If a debt settlement agency asks you if you would be interested in taking a longer period to make your monthly installments if they give you a lower monthly installment and a lower interest rate, there is a chance that you will end up paying more in the long run.
You might have to pay taxes on your settled debt – Your collector and creditors are supposed to send you a copy of the 1099-C (cancelation of debt tax notice) that they send in with their business tax returns to the IRS; this tells them that your debt has either been settled or as a cancelation of that debt. It is the part of the debt which you did not have to pay (you saved) that you are required to pay taxes on.

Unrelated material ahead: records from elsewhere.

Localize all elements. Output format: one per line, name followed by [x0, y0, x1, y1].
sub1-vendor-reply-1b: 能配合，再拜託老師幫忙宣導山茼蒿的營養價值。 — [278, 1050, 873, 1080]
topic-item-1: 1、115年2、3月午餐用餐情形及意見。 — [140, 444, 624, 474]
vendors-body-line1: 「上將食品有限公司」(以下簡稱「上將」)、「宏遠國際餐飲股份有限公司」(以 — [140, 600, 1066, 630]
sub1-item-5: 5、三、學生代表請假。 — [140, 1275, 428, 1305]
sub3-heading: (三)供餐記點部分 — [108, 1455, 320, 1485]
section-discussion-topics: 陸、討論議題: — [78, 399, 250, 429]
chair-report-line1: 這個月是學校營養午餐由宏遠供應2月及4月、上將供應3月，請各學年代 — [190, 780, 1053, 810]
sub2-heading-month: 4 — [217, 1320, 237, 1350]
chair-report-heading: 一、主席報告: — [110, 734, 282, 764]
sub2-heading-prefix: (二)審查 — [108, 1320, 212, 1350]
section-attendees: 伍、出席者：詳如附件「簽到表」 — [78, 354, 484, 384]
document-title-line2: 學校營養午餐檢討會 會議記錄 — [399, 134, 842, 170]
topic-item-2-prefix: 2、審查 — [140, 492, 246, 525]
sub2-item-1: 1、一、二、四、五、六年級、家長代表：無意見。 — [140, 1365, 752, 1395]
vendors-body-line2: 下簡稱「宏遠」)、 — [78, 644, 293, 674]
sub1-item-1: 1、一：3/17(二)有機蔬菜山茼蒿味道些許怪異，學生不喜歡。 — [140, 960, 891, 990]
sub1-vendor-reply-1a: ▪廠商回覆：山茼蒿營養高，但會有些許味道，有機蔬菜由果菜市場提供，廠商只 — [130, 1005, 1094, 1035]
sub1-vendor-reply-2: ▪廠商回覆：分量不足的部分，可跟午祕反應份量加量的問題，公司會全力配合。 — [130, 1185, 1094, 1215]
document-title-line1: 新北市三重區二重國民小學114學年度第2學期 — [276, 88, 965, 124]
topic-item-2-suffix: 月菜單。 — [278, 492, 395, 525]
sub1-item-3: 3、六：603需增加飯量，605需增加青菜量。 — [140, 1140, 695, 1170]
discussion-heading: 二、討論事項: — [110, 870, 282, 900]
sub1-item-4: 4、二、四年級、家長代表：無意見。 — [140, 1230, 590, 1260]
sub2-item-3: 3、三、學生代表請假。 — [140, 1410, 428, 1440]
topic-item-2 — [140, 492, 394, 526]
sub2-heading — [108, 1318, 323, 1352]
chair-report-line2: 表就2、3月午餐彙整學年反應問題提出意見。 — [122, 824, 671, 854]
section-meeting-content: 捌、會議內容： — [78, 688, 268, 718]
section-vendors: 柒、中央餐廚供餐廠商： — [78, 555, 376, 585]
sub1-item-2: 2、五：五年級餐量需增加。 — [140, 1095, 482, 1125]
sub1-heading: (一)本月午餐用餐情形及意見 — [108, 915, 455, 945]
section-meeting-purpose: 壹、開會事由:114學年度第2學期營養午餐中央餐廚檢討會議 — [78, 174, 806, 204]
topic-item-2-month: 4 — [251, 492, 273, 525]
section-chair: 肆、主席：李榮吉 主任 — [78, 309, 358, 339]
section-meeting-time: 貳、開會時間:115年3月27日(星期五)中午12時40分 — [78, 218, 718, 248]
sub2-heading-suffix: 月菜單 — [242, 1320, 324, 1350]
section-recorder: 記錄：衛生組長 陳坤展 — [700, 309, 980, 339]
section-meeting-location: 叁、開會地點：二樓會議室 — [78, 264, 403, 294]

You must also send your 1099-C (cancelation of debt tax notice) that the collectors and creditors send to you because the IRS will know if you do not. The reason for sending yours in is that it is now claimed as part of your income by the IRS, and they expect you to pay taxes on it.
There are tax implications for having your debt settled – Although settling your debt may relieve your stress, you should be preparing ahead of time for the taxes you may be required to pay on the amount of the debt that was forgiven. It is best that you contact a professional in tax preparation or finances to see what they advise you to do.
The IRS is also going to receive a report from creditors that are going to let them know your debt was settled, so if you try to avoid paying, they will know about it. This could quickly cause you to be audited if they notice too many red flags with your tax returns. Therefore, if you did not report the settled debt or make payments on the taxed portion, you could end up owing more than the taxes. They could penalize you and additional fines.
If you owe a large about of debt and you are hoping to get a large portion of it settled, being aware of what you could potentially owe is important. You do not want to save money from owing creditors only to be unable to pay the IRS.
There are risks involved with debt settlement
Debt settlement is not all that it is made out to be. For instance, a settlement company cannot make any guarantees on the amount or percentage they can get your debt down to, and neither can they honestly tell you that you will be debt free within a certain amount of time. It cannot be stressed enough that debt settlement should only be used as a last resort.
The following are some of the risks involved with a debt settlement program:
Your credit could be hit hard. By the time it will take you to deposit enough into an escrow account to use towards paying off your debts, your accounts are going to already be considered delinquent and already be charged off. Which is going to be on your credit report for 7 years.
The entire time the penalties and interest of each of your debtors will continue to accrue. Not to mention the late charges and penalty fees they add on. Face it; interest fees and late charges will continue to increase the balance of your debt.
The law states that you cannot be charged ahead of time/upfront fees by settlement agencies; however, once they settle an individual debt, you have to pay the method originally agreed on, which could be a percentage of the amount of debt you initially started the debt settlement with (or) it can be a percentage of the amount of debt that was eliminated.